The National Government can no longer afford to be complacent on a possible economic slowdown in China given our economy’s high exposure to China and Australia, the Green Party said today.
The Chinese Government intervened today with new measures to try and halt the decline of the Chinese stock market, down around 30 percent from its peak last month. The correction has had flow-on effects for commodity prices, with oil and iron ore both falling in value. Iron ore has fallen to a six-year low at US$45 a tonne. Iron ore makes up 17 percent of Australia’s export economy by value.
“John Key can no longer afford to be complacent on the possible difficulties our economy faces given our $23 billion export exposure to the Chinese and Australian economies,” Green Party Co-leader Metiria Turei said.
“China’s troubles will have a double whammy effect on our export economy given the fact that our biggest trading partner, Australia, is also getting hit by China’s economic slowdown.

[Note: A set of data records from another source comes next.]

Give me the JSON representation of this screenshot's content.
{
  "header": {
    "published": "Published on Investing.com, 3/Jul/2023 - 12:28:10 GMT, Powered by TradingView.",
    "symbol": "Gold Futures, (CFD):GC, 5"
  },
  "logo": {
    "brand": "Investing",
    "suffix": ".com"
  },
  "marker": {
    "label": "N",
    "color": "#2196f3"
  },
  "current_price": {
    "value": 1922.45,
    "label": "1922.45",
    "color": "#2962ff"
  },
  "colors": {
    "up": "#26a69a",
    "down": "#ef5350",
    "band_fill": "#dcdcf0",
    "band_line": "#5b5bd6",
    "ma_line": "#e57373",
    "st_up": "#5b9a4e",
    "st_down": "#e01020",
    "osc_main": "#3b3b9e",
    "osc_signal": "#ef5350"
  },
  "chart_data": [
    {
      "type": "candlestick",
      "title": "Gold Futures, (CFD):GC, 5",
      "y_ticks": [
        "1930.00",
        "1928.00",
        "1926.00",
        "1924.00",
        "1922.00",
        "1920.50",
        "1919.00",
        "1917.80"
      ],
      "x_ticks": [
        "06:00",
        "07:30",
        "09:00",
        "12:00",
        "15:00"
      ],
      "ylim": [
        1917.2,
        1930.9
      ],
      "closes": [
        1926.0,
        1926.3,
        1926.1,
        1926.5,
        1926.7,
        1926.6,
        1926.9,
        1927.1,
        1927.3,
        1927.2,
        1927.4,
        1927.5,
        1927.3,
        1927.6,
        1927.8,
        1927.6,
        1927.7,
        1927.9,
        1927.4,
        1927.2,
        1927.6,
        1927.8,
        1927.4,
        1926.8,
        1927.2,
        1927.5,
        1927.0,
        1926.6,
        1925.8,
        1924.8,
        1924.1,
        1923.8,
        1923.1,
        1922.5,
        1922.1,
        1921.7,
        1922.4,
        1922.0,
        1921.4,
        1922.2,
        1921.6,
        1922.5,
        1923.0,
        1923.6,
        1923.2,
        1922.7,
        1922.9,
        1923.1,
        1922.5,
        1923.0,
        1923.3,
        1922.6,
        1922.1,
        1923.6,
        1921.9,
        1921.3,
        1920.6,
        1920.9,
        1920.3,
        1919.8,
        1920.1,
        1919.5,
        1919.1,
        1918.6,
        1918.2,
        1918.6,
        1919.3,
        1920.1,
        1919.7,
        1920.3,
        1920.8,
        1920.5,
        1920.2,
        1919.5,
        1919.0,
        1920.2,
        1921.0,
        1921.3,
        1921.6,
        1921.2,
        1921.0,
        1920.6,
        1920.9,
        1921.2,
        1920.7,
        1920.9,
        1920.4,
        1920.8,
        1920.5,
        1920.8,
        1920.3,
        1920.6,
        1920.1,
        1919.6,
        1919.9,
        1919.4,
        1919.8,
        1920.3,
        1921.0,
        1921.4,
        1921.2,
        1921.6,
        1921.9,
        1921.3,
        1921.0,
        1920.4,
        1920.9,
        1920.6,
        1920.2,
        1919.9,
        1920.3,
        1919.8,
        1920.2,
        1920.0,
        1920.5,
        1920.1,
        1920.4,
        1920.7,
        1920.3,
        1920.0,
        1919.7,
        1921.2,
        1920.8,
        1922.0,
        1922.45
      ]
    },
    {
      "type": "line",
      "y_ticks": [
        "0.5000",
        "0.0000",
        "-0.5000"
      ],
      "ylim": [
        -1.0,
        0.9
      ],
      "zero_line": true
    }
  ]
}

“Our exports to our two biggest trading partners, China and Australia, are both at risk from events taking place in China right now.
“Other parts of the economy, like domestic retail spending, can step up to offset falls in export values, but our long-term economic prosperity depends on the value we add to our exports.
“The National Government has consistently downplayed the vulnerability of our commodity-based export economy rather than fix it.
“By focusing on investing and developing the dairy sector, National’s made a short-term bet on dairy prices rather than build a diversified, resilient export sector.
“A smarter way forward is to invest in innovation and policies that support adding value to our export and import substitution sectors.
“New Zealand invests half what most other developed countries do on research and development and National has failed to turn this number around in any significant way,” said Mrs Turei.